PAT: Some serious hand to hand fighting is now taking place as the
Jawas retreat to find some defensible position within the huge "Forest
Crawler"(TM). Jay, there's bloody brown robes littering the ground.
JAY: It's like watching invading soldiers trying to storm a castle. The Jawas' are barely holding on even though they're inflicting heavy casualties on the Ewoks.
PAT: The Jawas have managed to hole-up in a defensible position...
It's last stand time as... wait... we have a connection now with our own
Jack Gibson who has this special report...
Thanks Pat, I'm standing here at the base of a tree watching the onslaught with my camera guy. Its maddening! The Jawa's Forest Crawler looks like a porcupine and the Ewoks look like army ants on the move. I don't think the Jawa's can
take the Ewoks down fast enough, but on the other hand I don't think the Ewoks can continue with these kinds of losses. This fight can go either way. Back to you Pat. Hey, where did you
come from? Hey! Get off my leg you little fur ball!!! OFF I mean it!!
PAT: Thanks Jack. What's going on now, Jay?

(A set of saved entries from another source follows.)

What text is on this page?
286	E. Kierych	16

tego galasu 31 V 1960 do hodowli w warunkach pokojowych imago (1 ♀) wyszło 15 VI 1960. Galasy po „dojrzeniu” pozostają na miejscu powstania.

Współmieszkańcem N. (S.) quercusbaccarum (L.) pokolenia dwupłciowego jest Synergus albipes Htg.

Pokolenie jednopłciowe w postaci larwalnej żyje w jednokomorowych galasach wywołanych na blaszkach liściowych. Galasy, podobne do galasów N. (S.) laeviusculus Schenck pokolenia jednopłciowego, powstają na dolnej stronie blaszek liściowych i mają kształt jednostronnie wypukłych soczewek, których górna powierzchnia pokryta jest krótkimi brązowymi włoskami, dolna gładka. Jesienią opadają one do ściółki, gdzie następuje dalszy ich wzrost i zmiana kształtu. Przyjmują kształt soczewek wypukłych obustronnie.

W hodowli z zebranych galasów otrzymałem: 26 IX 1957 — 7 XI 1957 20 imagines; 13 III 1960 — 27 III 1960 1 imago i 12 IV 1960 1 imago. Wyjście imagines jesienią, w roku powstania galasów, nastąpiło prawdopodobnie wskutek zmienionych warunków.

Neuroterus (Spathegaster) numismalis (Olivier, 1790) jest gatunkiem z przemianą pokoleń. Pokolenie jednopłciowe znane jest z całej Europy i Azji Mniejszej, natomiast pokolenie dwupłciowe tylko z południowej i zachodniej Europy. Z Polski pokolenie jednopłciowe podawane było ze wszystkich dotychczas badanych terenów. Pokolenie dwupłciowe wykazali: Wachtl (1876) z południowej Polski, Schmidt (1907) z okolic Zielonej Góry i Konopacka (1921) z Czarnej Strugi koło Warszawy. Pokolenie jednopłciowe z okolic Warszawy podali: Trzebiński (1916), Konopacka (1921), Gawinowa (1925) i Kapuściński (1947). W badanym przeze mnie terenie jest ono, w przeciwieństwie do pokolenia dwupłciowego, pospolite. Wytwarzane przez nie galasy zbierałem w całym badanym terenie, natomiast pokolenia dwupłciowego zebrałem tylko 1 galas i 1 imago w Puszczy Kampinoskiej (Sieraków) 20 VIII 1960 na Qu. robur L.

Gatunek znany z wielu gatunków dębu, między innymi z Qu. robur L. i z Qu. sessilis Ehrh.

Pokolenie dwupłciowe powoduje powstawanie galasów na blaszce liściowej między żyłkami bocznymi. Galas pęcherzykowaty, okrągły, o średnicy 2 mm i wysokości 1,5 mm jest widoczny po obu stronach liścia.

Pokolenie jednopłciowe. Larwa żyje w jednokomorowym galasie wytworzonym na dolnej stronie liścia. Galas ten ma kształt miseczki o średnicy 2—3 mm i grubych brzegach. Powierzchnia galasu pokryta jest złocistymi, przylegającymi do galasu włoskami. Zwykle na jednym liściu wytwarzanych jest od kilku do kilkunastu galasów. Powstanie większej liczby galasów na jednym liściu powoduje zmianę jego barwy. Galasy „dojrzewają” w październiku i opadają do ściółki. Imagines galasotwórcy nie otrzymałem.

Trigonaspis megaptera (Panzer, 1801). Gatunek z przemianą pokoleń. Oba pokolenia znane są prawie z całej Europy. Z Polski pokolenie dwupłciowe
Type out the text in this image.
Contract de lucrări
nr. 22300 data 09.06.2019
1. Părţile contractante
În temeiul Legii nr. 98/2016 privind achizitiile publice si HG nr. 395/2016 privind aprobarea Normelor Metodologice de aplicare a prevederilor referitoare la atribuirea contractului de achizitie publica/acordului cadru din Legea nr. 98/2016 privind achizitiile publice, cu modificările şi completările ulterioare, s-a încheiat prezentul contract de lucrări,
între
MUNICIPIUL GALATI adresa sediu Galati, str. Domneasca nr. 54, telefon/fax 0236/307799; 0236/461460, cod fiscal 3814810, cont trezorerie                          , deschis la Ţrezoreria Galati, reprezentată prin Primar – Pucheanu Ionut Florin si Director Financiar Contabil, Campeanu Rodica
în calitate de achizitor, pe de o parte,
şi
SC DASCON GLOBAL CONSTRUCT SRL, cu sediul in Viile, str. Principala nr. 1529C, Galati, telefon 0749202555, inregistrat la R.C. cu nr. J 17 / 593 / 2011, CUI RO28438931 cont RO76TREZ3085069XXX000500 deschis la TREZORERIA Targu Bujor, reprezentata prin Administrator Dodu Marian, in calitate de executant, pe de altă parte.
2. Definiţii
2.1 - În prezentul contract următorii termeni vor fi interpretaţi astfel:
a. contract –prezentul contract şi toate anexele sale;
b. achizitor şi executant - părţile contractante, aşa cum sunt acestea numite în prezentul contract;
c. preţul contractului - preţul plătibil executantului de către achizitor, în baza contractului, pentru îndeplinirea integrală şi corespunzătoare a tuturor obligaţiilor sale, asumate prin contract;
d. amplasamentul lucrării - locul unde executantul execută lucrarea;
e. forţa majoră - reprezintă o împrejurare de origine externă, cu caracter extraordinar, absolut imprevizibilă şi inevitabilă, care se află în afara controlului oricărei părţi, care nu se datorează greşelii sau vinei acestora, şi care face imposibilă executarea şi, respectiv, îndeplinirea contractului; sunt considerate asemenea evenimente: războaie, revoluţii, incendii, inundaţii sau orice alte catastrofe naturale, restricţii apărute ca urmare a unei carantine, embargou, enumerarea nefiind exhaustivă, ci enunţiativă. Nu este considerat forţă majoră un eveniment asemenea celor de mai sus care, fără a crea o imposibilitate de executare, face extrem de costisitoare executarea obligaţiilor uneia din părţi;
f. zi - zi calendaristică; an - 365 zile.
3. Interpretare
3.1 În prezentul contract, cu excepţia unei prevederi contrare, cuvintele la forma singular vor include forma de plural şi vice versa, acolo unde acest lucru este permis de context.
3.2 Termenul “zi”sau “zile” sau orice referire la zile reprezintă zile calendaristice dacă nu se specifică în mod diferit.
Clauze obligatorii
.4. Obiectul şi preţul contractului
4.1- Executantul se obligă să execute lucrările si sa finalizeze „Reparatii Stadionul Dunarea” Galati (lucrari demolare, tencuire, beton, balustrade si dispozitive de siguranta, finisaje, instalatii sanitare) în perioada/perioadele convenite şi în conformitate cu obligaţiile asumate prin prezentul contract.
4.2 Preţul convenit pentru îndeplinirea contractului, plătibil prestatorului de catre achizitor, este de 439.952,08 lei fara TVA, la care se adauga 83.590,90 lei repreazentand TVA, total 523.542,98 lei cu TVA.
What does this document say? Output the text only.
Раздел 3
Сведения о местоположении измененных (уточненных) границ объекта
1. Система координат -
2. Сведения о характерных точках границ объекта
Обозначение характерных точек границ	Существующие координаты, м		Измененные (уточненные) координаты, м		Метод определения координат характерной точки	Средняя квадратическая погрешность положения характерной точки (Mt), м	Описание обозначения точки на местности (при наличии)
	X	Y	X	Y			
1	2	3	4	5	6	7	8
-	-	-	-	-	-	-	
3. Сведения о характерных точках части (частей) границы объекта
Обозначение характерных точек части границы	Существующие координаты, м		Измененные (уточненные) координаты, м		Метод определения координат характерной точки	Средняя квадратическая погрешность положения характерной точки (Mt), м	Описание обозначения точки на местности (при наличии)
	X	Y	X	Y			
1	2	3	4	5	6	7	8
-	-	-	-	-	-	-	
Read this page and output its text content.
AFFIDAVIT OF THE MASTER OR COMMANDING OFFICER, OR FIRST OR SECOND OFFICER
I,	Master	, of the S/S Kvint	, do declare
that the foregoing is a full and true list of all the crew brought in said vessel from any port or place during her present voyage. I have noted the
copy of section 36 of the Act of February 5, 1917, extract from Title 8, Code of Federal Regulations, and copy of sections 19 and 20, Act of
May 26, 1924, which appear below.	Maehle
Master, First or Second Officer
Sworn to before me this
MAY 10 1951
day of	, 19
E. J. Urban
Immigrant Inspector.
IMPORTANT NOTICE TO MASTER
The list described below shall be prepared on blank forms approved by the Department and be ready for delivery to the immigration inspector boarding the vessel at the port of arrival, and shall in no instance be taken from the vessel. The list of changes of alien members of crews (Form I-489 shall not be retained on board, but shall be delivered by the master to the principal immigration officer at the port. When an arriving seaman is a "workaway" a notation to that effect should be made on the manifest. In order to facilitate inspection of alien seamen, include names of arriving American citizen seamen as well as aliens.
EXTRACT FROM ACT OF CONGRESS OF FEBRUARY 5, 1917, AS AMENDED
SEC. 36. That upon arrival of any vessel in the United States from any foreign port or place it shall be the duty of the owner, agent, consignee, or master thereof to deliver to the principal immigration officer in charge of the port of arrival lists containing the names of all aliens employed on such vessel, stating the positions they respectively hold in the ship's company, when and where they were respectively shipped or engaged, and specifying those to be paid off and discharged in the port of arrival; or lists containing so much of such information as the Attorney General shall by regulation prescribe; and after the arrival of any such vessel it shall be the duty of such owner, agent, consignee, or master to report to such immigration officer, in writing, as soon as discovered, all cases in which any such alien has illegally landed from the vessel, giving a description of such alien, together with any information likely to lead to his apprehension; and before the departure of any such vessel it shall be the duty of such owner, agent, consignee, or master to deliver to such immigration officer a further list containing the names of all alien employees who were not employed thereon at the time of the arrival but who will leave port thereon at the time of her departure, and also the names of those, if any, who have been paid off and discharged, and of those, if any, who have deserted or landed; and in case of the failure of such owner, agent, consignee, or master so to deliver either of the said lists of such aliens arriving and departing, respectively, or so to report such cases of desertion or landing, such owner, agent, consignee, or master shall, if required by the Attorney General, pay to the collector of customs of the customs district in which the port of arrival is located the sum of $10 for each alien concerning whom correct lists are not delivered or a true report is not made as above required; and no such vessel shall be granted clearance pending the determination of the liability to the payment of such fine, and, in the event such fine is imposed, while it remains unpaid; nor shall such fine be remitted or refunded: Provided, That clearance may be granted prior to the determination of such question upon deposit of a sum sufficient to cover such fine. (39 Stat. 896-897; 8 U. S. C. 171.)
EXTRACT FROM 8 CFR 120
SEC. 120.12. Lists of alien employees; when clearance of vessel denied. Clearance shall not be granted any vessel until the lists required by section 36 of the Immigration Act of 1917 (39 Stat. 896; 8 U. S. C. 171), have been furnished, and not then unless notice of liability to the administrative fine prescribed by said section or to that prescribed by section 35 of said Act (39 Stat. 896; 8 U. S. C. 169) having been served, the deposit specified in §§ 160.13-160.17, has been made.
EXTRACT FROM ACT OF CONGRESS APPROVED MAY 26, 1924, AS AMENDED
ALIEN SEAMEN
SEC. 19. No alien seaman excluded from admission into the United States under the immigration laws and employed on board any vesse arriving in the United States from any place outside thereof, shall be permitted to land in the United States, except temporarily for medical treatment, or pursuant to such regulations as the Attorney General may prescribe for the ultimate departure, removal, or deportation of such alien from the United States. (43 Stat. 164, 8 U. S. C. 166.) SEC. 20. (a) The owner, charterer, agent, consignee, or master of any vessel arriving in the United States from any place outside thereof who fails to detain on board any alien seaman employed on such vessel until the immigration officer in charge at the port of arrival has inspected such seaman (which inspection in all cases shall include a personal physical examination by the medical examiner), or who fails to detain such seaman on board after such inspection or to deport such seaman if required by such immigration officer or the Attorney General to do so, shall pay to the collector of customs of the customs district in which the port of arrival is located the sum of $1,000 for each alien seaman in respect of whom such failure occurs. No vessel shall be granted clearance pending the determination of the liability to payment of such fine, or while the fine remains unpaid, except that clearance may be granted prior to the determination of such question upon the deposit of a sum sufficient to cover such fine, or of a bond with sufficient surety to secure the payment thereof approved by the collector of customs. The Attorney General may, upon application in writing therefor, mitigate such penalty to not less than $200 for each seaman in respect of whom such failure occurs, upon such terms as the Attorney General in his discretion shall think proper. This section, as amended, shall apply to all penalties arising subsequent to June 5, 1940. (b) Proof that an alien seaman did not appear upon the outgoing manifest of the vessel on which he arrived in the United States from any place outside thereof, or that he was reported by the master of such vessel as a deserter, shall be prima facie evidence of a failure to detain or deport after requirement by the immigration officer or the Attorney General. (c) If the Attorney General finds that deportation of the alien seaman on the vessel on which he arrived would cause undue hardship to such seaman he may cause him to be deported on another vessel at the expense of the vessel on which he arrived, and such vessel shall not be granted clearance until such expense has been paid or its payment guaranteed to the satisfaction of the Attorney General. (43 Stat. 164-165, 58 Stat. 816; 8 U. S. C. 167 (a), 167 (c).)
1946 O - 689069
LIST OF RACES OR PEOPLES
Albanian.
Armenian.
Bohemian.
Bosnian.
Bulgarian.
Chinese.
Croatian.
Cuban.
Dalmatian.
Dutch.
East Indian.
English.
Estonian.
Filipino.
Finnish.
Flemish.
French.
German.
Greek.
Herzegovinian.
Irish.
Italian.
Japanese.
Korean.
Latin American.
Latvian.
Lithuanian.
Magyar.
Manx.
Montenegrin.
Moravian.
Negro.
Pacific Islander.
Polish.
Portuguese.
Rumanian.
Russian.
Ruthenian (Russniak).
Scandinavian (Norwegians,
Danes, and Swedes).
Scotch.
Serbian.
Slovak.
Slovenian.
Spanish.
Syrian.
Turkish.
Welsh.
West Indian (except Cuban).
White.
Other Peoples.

JAY: The entire situation is pure havoc. The Ewoks have beaten
the Jawas' back inside the massive Crawler but the Jawas' are just managing
to keep them out... Wait, I see Ewoks gathering around a cargo door at the
rear of the Crawler!
PAT: But the Jawas have a desperate plan! Opening the cargo
door... they are sending out all their stupid salvaged droids to fight!
R2's, RU's, C3's, IG's!!
JAY: Great, Pat... Reject droids a few mega-bites short of a full load. The Ewoks don't look too afraid since they faced down Imperial Walkers... they're attacking
them by jabbing their spears into their leg joints!
PAT: Ho-Ho! But what the Ewoks didn't know was that the Jawas
rigged all the droids with thermite detonators! WHOOOM! Ewok Barbecue!
JAY: That was devastating to watch but it was not enough to
totally stop the remaining Ewoks. The survivors are looking mighty pissed
Pat and they're charging back at that open cargo door again...
PAT: Oh the carnage! The Carnage!
JAY: The Ewoks are savagely storming the Crawler, just stabbing,
clubbing every unfortunate Jawas' that gets into their path.
PAT: Oh, those poor brown robes... I Can't watch!